Given that the State House cafeteria is a place that the state has opened for use
by the public and in which expressive activity has been allowed, I conclude that it falls
within the definition of designated public forum. As such, there are strict limits on the
extent to which communicative activity can be regulated. Any limitation or exclusion
based on content must be necessary to serve a compelling state interest and be
narrowly drawn to achieve that end. Additionally, the regulation may not be designed to
suppress a particular viewpoint. R.A.V. v. St. Paul 112 S. Ct. 2538 (1992)
It is my understanding that the principal concern is that children not be exposed
to sexually explicit material. I also understand that the cafeteria is frequented by groups
of school children. Many of those children are under the age of twelve. Additionally, the
cafeteria is frequented by legislative pages. The usual age of pages is thirteen or
fourteen.
The United States Supreme Court has recognized that there is a compelling
interest in protecting the physical and psychological well-being of minors which extends
to shielding them from indecent materials that are not obscene by adult standards. FCC
v. Pacifica Foundation 438 U.S. 726 (1978)
In Ginsberg v. State of New York 88 S.Ct. 1274 (1968) the Supreme Court found
a New York statute that prevented the distribution of materials to children to be valid
even when the materials in question were constitutionally protected concerning adults.

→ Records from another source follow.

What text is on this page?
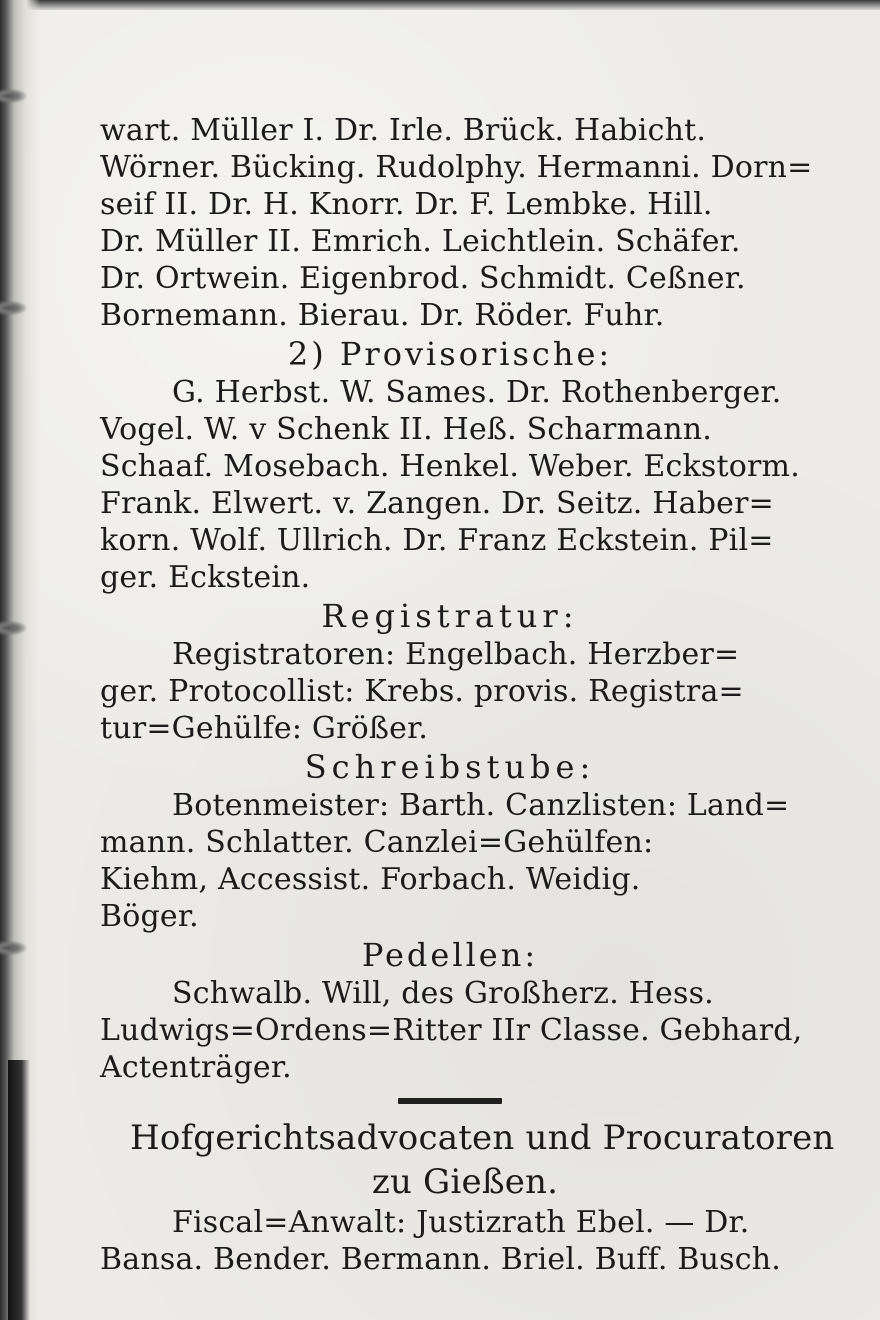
wart. Müller I. Dr. Irle. Brück. Habicht.
Wörner. Bücking. Rudolphy. Hermanni. Dorn=
seif II. Dr. H. Knorr. Dr. F. Lembke. Hill.
Dr. Müller II. Emrich. Leichtlein. Schäfer.
Dr. Ortwein. Eigenbrod. Schmidt. Ceßner.
Bornemann. Bierau. Dr. Röder. Fuhr.
2) Provisorische:
G. Herbst. W. Sames. Dr. Rothenberger.
Vogel. W. v Schenk II. Heß. Scharmann.
Schaaf. Mosebach. Henkel. Weber. Eckstorm.
Frank. Elwert. v. Zangen. Dr. Seitz. Haber=
korn. Wolf. Ullrich. Dr. Franz Eckstein. Pil=
ger. Eckstein.
Registratur:
Registratoren: Engelbach. Herzber=
ger. Protocollist: Krebs. provis. Registra=
tur=Gehülfe: Größer.
Schreibstube:
Botenmeister: Barth. Canzlisten: Land=
mann. Schlatter. Canzlei=Gehülfen:
Kiehm, Accessist. Forbach. Weidig.
Böger.
Pedellen:
Schwalb. Will, des Großherz. Hess.
Ludwigs=Ordens=Ritter IIr Classe. Gebhard,
Actenträger.
Hofgerichtsadvocaten und Procuratoren
zu Gießen.
Fiscal=Anwalt: Justizrath Ebel. — Dr.
Bansa. Bender. Bermann. Briel. Buff. Busch.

The materials involved in Ginsberg were magazines that were described in the Court's
decision as "girlie" picture magazines. The magazines contained photographs
containing some degree of nudity. There is no indication in the Court's decision that the
magazines at issue contained photos or drawings involving sexual activity or sexual
intercourse.
Given the above-mentioned United States Supreme Court decisions it is
reasonable to conclude that the First Amendment does permit some regulation of
materials that depict sexual intercourse, particularly in the context of access by minors.
Regulation may occur even in a designated public forum such as the State House
cafeteria. However, in order to be consistent with the First Amendment the regulation
must be limited in a number of ways.
Any regulation that restricts access of adults to the publication in question is
likely to be constitutionally objectionable as over-broad. Reno v. American Civil Liberties
Union 117 S. Ct. 2329 (1997) Therefore, the regulation would have to be limited to
making displays of the publication within the State House unavailable to minors.

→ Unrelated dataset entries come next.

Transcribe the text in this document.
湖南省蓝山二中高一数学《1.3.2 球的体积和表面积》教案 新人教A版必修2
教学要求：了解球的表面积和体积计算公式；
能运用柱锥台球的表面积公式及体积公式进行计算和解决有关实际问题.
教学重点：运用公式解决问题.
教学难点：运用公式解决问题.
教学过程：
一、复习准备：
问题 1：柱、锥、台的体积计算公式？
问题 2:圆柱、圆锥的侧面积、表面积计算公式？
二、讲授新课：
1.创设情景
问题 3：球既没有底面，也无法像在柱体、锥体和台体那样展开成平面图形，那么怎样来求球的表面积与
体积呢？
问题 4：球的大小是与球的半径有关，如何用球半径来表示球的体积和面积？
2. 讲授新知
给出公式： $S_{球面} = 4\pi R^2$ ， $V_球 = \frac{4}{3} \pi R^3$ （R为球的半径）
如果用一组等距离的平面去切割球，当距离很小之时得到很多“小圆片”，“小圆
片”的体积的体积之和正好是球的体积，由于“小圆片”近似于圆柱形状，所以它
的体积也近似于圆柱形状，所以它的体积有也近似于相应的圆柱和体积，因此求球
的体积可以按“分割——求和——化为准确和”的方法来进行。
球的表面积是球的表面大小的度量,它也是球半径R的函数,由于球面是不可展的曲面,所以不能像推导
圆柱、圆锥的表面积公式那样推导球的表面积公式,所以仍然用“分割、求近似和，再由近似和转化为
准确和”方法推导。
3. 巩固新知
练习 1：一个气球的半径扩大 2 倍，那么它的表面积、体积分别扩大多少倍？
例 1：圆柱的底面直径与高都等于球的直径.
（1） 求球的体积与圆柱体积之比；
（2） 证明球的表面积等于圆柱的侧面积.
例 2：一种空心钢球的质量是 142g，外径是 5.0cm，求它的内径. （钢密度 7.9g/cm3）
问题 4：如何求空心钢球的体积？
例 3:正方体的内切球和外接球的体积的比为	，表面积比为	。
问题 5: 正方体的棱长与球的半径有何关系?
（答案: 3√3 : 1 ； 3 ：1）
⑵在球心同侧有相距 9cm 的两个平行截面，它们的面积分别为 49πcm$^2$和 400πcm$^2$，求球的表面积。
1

Any regulation that is designed or appears to be designed to suppress a
particular viewpoint would not be consistent with the First Amendment. For that reason,
a regulation that restricts minors' access to material depicting homosexual activity while
not restricting minors access to material depicting similar heterosexual activity is
unlikely to survive judicial review. In this regard it would be helpful to prepare written
guidelines and to take steps to ensure that the guidelines are applied evenhandedly.
To summarize, it is my opinion within the context of your inquiry, that it is
constitutionally permissible to prohibit access by minors to displays within the State
House of material that depicts intimate sexual activity. Such regulation is likely to be
impermissibly overbroad if it also restricts the access of adults to such materials. Any
regulation that prohibits or restricts access to material that depicts homosexual activity
without prohibiting or restricting access to material depicting similar heterosexual activity
is likely to fail because of its tendency to suppress a particular viewpoint.
I hope that this is responsive to your concerns.